Une rapide synthèse de la performance des marchés d’actions et d’obligations durant le dernier trimestre de 2020

Une analyse de Mikael PETITJEAN, professeur à l’IÉSEG School of Management (LEM-CNRS 9221) and Louvain School of Management (LFIN-IMMAQ, UCLouvain). Chief Economist, Waterloo Asset Management.

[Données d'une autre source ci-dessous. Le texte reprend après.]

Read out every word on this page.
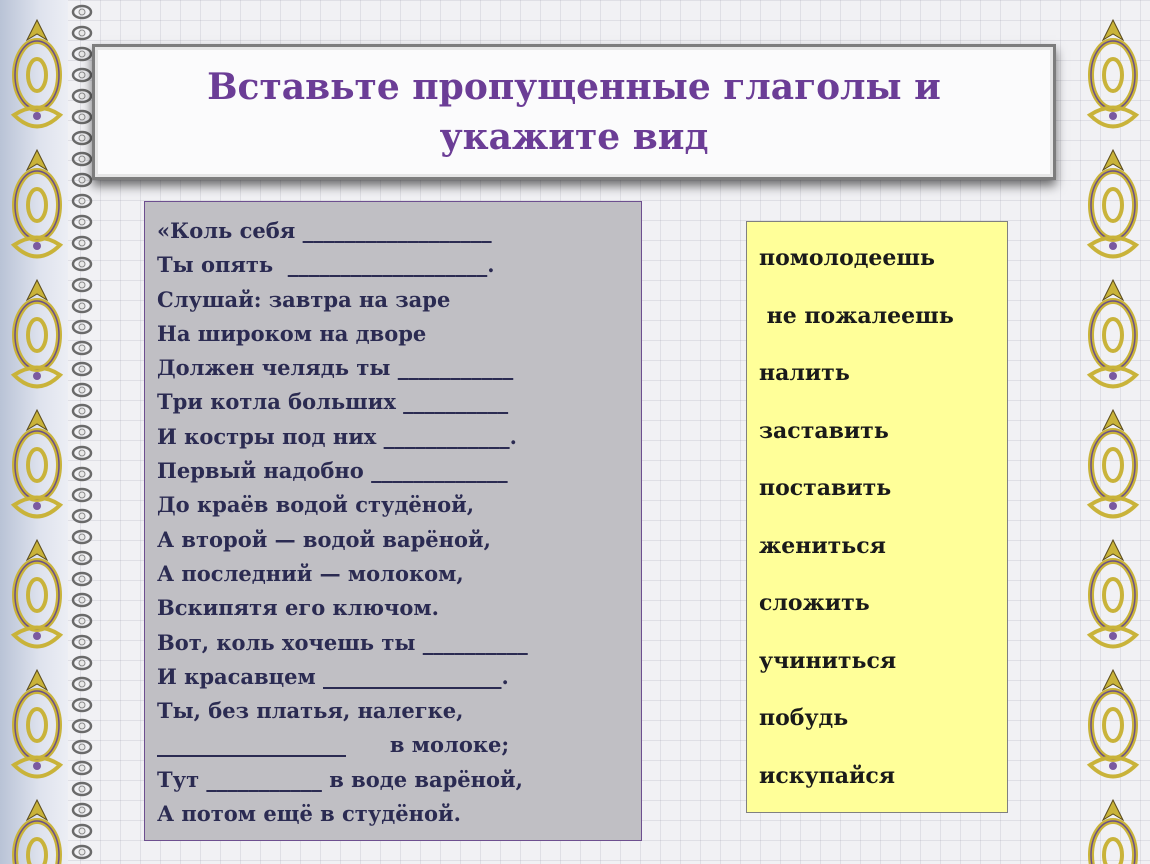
Вставьте пропущенные глаголы и укажите вид
«Коль себя __________________
Ты опять  ___________________.
Слушай: завтра на заре
На широком на дворе
Должен челядь ты ___________
Три котла больших __________
И костры под них ____________.
Первый надобно _____________
До краёв водой студёной,
А второй — водой варёной,
А последний — молоком,
Вскипятя его ключом.
Вот, коль хочешь ты __________
И красавцем _________________.
Ты, без платья, налегке,
__________________      в молоке;
Тут ___________ в воде варёной,
А потом ещё в студёной.
помолодеешь
не пожалеешь
налить
заставить
поставить
жениться
сложить
учиниться
побудь
искупайся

Le quatrième trimestre de l’année 2020 nous aura démontré à quel point le génie humain peut faire toute la différence. Le contraste est saisissant entre l’efficacité d’entreprises privées comme Pfizer, Moderna, ou BioNtech, et les errements logistiques de la sphère publique. L’Etat “Providence” n’est malheureusement plus capable de remplir une de ses missions de base : protéger ses citoyens sans les rendre responsables de l’ampleur de cette crise. Ce ne sont évidemment pas les comportements irresponsables de certains citoyens qui expliquent le retard dans la distribution des masques, dans la mise en place d’un tracing efficace, ou dans le lancement de la campagne vaccinale.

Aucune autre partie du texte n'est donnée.